Capital Investigation: Gambling Addiction
22 September 2015, 06:00 | Updated: 30 March 2016, 13:50
62% of people we spoke to in Birmingham say there should be better restrictions on betting adverts
A Birmingham man who's recovering from gambling addiction has EXCLUSIVELY told Capital he was bombarded by gaming emails and Facebook messages
26 year old Ryan Bloomfield told us it's been detrimental to his life and his family. He has a newborn son and doesn't want to end up ruining his child's life as well as his own.
Hear his full story:
He's one of the youngest people to get help from gambling addiction advice service at Aquarius in Birmingham.
Lawrence is one of the advisors there, a recovered addict himself, who's managed not to gamble for the past three and a half years. He told us the government needs to do more as he believes it's just as serious as drug and alcohol addiction.
Facebook told Capital they have an age restriction in place and allow people to hide certain adverts they don't want to see, which other sites don't do.

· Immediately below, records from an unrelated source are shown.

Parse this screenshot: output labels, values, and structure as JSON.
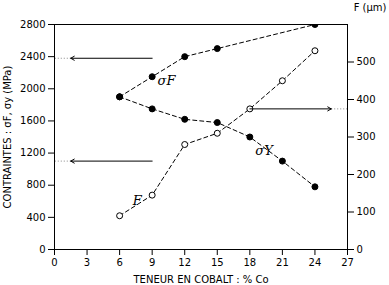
{
  "chart_data": {
    "type": "line",
    "xlabel": "TENEUR EN COBALT : % Co",
    "ylabel": "CONTRAINTES : σF, σy (MPa)",
    "y2label": "F (μm)",
    "xlim": [
      0,
      27
    ],
    "xticks": [
      0,
      3,
      6,
      9,
      12,
      15,
      18,
      21,
      24,
      27
    ],
    "ylim": [
      0,
      2800
    ],
    "yticks": [
      0,
      400,
      800,
      1200,
      1600,
      2000,
      2400,
      2800
    ],
    "y2lim": [
      0,
      600
    ],
    "y2ticks": [
      0,
      100,
      200,
      300,
      400,
      500
    ],
    "grid": false,
    "series": [
      {
        "name": "σF",
        "color": "#000000",
        "marker": "circle",
        "line_style": "dashed",
        "x": [
          6,
          9,
          12,
          15,
          24
        ],
        "values": [
          1900,
          2150,
          2400,
          2500,
          2800
        ]
      },
      {
        "name": "σY",
        "color": "#000000",
        "marker": "circle",
        "line_style": "dashed",
        "x": [
          6,
          9,
          12,
          15,
          18,
          21,
          24
        ],
        "values": [
          1900,
          1750,
          1620,
          1580,
          1400,
          1100,
          780
        ]
      },
      {
        "name": "F",
        "color": "#000000",
        "marker": "circle_open",
        "line_style": "dashed",
        "axis": "y2",
        "x": [
          6,
          9,
          12,
          15,
          18,
          21,
          24
        ],
        "values": [
          90,
          145,
          280,
          310,
          375,
          450,
          530
        ]
      }
    ],
    "annotations": [
      {
        "text": "σF",
        "x": 9.5,
        "y": 2050
      },
      {
        "text": "σY",
        "x": 18.5,
        "y": 1180
      },
      {
        "text": "F",
        "x": 7.2,
        "y": 560
      }
    ],
    "arrows": [
      {
        "x_start": 9.0,
        "x_end": 1.5,
        "y": 2380
      },
      {
        "x_start": 9.0,
        "x_end": 1.5,
        "y": 1100
      },
      {
        "x_start": 18.0,
        "x_end": 25.5,
        "y": 375,
        "axis": "y2"
      }
    ]
  }
}
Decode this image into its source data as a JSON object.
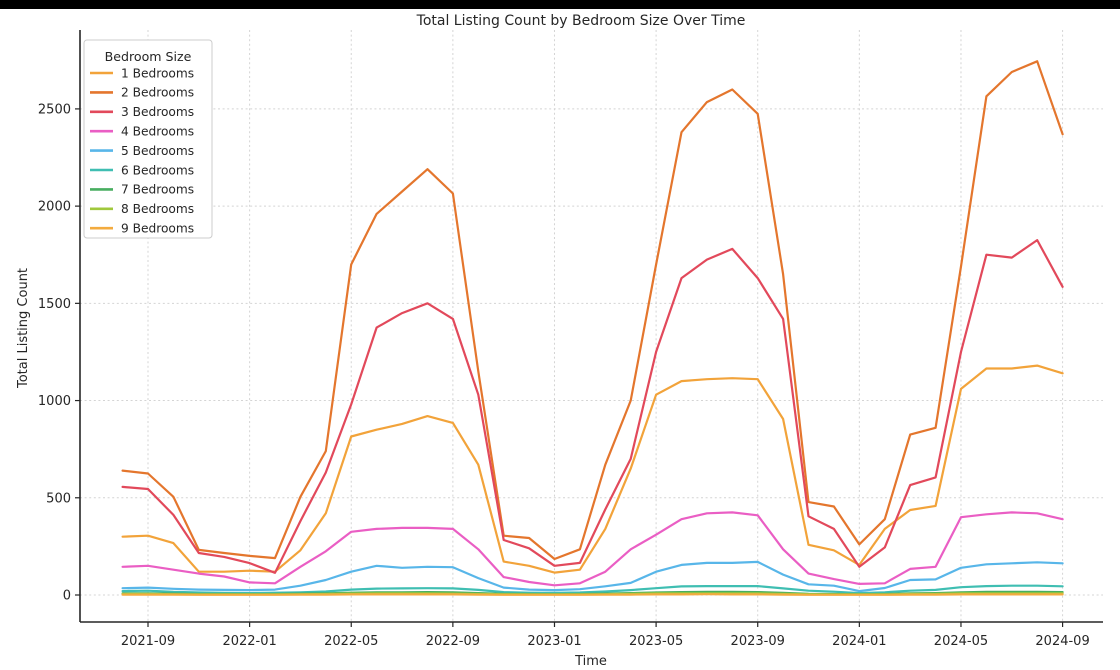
{
  "window": {
    "top_bar_color": "#000000",
    "background": "#ffffff"
  },
  "chart_data": {
    "type": "line",
    "title": "Total Listing Count by Bedroom Size Over Time",
    "xlabel": "Time",
    "ylabel": "Total Listing Count",
    "legend_title": "Bedroom Size",
    "legend_position": "upper left",
    "grid": true,
    "grid_style": "dashed",
    "ylim": [
      -140,
      2900
    ],
    "y_tick_values": [
      0,
      500,
      1000,
      1500,
      2000,
      2500
    ],
    "x_tick_labels": [
      "2021-09",
      "2022-01",
      "2022-05",
      "2022-09",
      "2023-01",
      "2023-05",
      "2023-09",
      "2024-01",
      "2024-05",
      "2024-09"
    ],
    "x": [
      "2021-08",
      "2021-09",
      "2021-10",
      "2021-11",
      "2021-12",
      "2022-01",
      "2022-02",
      "2022-03",
      "2022-04",
      "2022-05",
      "2022-06",
      "2022-07",
      "2022-08",
      "2022-09",
      "2022-10",
      "2022-11",
      "2022-12",
      "2023-01",
      "2023-02",
      "2023-03",
      "2023-04",
      "2023-05",
      "2023-06",
      "2023-07",
      "2023-08",
      "2023-09",
      "2023-10",
      "2023-11",
      "2023-12",
      "2024-01",
      "2024-02",
      "2024-03",
      "2024-04",
      "2024-05",
      "2024-06",
      "2024-07",
      "2024-08",
      "2024-09"
    ],
    "series": [
      {
        "name": "1 Bedrooms",
        "color": "#F2A33A",
        "values": [
          300,
          305,
          267,
          120,
          120,
          125,
          120,
          230,
          420,
          815,
          850,
          880,
          920,
          885,
          670,
          172,
          150,
          115,
          130,
          340,
          650,
          1030,
          1100,
          1110,
          1115,
          1110,
          905,
          258,
          230,
          155,
          340,
          437,
          458,
          1060,
          1165,
          1165,
          1180,
          1140
        ]
      },
      {
        "name": "2 Bedrooms",
        "color": "#E4762D",
        "values": [
          640,
          625,
          505,
          232,
          216,
          201,
          190,
          505,
          740,
          1700,
          1960,
          2075,
          2190,
          2065,
          1150,
          305,
          293,
          185,
          235,
          670,
          1000,
          1700,
          2380,
          2535,
          2600,
          2475,
          1650,
          478,
          455,
          260,
          390,
          825,
          860,
          1690,
          2565,
          2690,
          2745,
          2370
        ]
      },
      {
        "name": "3 Bedrooms",
        "color": "#E2495B",
        "values": [
          556,
          545,
          412,
          216,
          196,
          164,
          114,
          380,
          630,
          980,
          1375,
          1450,
          1500,
          1420,
          1030,
          283,
          240,
          150,
          165,
          440,
          700,
          1250,
          1630,
          1725,
          1780,
          1630,
          1420,
          405,
          340,
          145,
          245,
          565,
          605,
          1250,
          1750,
          1735,
          1825,
          1585
        ]
      },
      {
        "name": "4 Bedrooms",
        "color": "#EA5EC4",
        "values": [
          145,
          150,
          130,
          110,
          95,
          65,
          60,
          145,
          225,
          325,
          340,
          345,
          345,
          340,
          235,
          92,
          67,
          50,
          60,
          120,
          235,
          310,
          390,
          420,
          425,
          410,
          235,
          110,
          82,
          57,
          60,
          134,
          145,
          400,
          415,
          425,
          420,
          390
        ]
      },
      {
        "name": "5 Bedrooms",
        "color": "#58B6E9",
        "values": [
          35,
          38,
          32,
          28,
          26,
          25,
          28,
          48,
          77,
          120,
          150,
          140,
          145,
          143,
          87,
          38,
          28,
          25,
          30,
          45,
          62,
          120,
          155,
          165,
          165,
          170,
          105,
          55,
          48,
          20,
          36,
          77,
          80,
          140,
          158,
          163,
          168,
          163
        ]
      },
      {
        "name": "6 Bedrooms",
        "color": "#3FBEB2",
        "values": [
          20,
          22,
          16,
          13,
          11,
          10,
          12,
          14,
          18,
          28,
          33,
          34,
          35,
          34,
          26,
          15,
          12,
          11,
          13,
          18,
          25,
          35,
          44,
          46,
          46,
          46,
          34,
          22,
          17,
          10,
          14,
          22,
          26,
          40,
          46,
          48,
          48,
          45
        ]
      },
      {
        "name": "7 Bedrooms",
        "color": "#48AE60",
        "values": [
          8,
          9,
          7,
          5,
          5,
          4,
          5,
          7,
          9,
          12,
          14,
          14,
          15,
          14,
          10,
          6,
          5,
          4,
          5,
          7,
          10,
          13,
          15,
          16,
          16,
          15,
          11,
          6,
          5,
          4,
          5,
          8,
          10,
          14,
          16,
          16,
          16,
          15
        ]
      },
      {
        "name": "8 Bedrooms",
        "color": "#A0C83C",
        "values": [
          5,
          5,
          4,
          3,
          3,
          3,
          3,
          4,
          5,
          7,
          8,
          8,
          8,
          7,
          5,
          4,
          3,
          3,
          3,
          4,
          6,
          8,
          9,
          9,
          9,
          8,
          6,
          4,
          3,
          3,
          3,
          5,
          6,
          8,
          9,
          9,
          9,
          8
        ]
      },
      {
        "name": "9 Bedrooms",
        "color": "#F3AB3F",
        "values": [
          2,
          2,
          2,
          1,
          1,
          1,
          1,
          2,
          2,
          3,
          3,
          3,
          3,
          3,
          2,
          1,
          1,
          1,
          1,
          2,
          2,
          3,
          3,
          4,
          3,
          3,
          2,
          1,
          1,
          1,
          1,
          2,
          2,
          3,
          3,
          3,
          3,
          3
        ]
      }
    ]
  }
}
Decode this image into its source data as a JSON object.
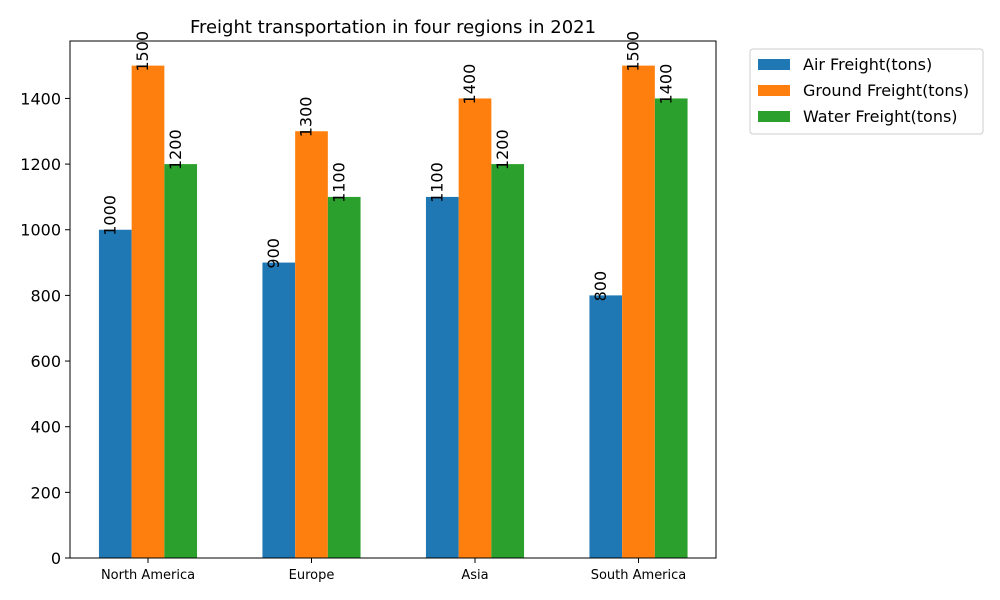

We've spoken the Advertising Standards Authority who tell us rules on gambling adverts are tough enough.
It's exclusively revealed new figures to us showing less than 4% of complaints about gaming ads were formally investigated in the last 3 years.
Just 84 adverts for gambling products and services have been banned since 2012 despite 2,290 complaints.
TV gambling ads that offer "free money" if they sign up with bookmakers online will soon be banned under new laws.
From the 1st of October William Hill, Ladbrokes, Coral and Paddy Power won't be running the adverts, with the rest of the industry expected to follow suit.